Non-thermal effects of acceleration in the resonance interaction between two uniformly accelerated atoms

TL;DR

This paper investigates how uniform acceleration affects the resonance interaction between two atoms, revealing that radiation reaction dominates and Unruh thermal fluctuations do not influence the interaction, with new features emerging in electromagnetic field cases.

Contribution

It demonstrates that radiation reaction, not vacuum fluctuations, governs the resonance interaction under acceleration and uncovers new electromagnetic field effects in this context.

Findings

Radiation reaction solely contributes to the resonance energy shift.

Unruh thermal fluctuations do not impact the resonance interaction.

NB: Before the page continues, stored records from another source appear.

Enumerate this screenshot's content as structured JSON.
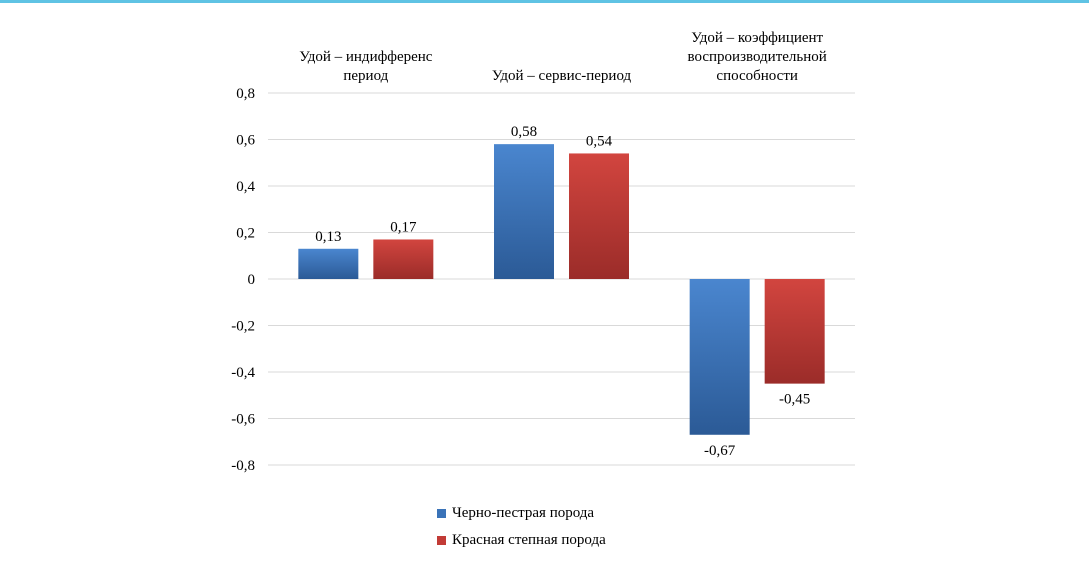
{
  "chart_data": {
    "type": "bar",
    "categories": [
      [
        "Удой – индифференс",
        "период"
      ],
      [
        "Удой – сервис-период"
      ],
      [
        "Удой – коэффициент",
        "воспроизводительной",
        "способности"
      ]
    ],
    "series": [
      {
        "name": "Черно-пестрая порода",
        "values": [
          0.13,
          0.58,
          -0.67
        ],
        "color": "#3a73b8",
        "labels": [
          "0,13",
          "0,58",
          "-0,67"
        ]
      },
      {
        "name": "Красная степная порода",
        "values": [
          0.17,
          0.54,
          -0.45
        ],
        "color": "#c23b36",
        "labels": [
          "0,17",
          "0,54",
          "-0,45"
        ]
      }
    ],
    "ylim": [
      -0.8,
      0.8
    ],
    "yticks": [
      0.8,
      0.6,
      0.4,
      0.2,
      0,
      -0.2,
      -0.4,
      -0.6,
      -0.8
    ],
    "ytick_labels": [
      "0,8",
      "0,6",
      "0,4",
      "0,2",
      "0",
      "-0,2",
      "-0,4",
      "-0,6",
      "-0,8"
    ],
    "grid": true,
    "legend_position": "bottom"
  }
}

Electromagnetic field interactions exhibit unique features compared to scalar fields.

Abstract

We study the resonance interaction between two uniformly accelerated identical atoms, one excited and the other in the ground state, prepared in a correlated (symmetric or antisymmetric) state and interacting with the scalar field or the electromagnetic field in the vacuum state. In this case (resonance interaction), the interatomic interaction is a second-order effect in the atom-field coupling. We separate the contributions of vacuum fluctuations and radiation reaction to the resonance energy shift of the system, and show that only radiation reaction contributes, while Unruh thermal fluctuations do not affect the resonance interaction. We also find that beyond a characteristic length scale related to the atomic acceleration, non-thermal effects in the radiation reaction contribution change the distance-dependence of the resonance interaction. Finally, we find that previously unidentified features appear, compared with the scalar field case, when the interaction with the electromagnetic field is considered, as a consequence of the peculiar nature of the vacuum quantum noise of the electromagnetic field in a relativistically accelerated background.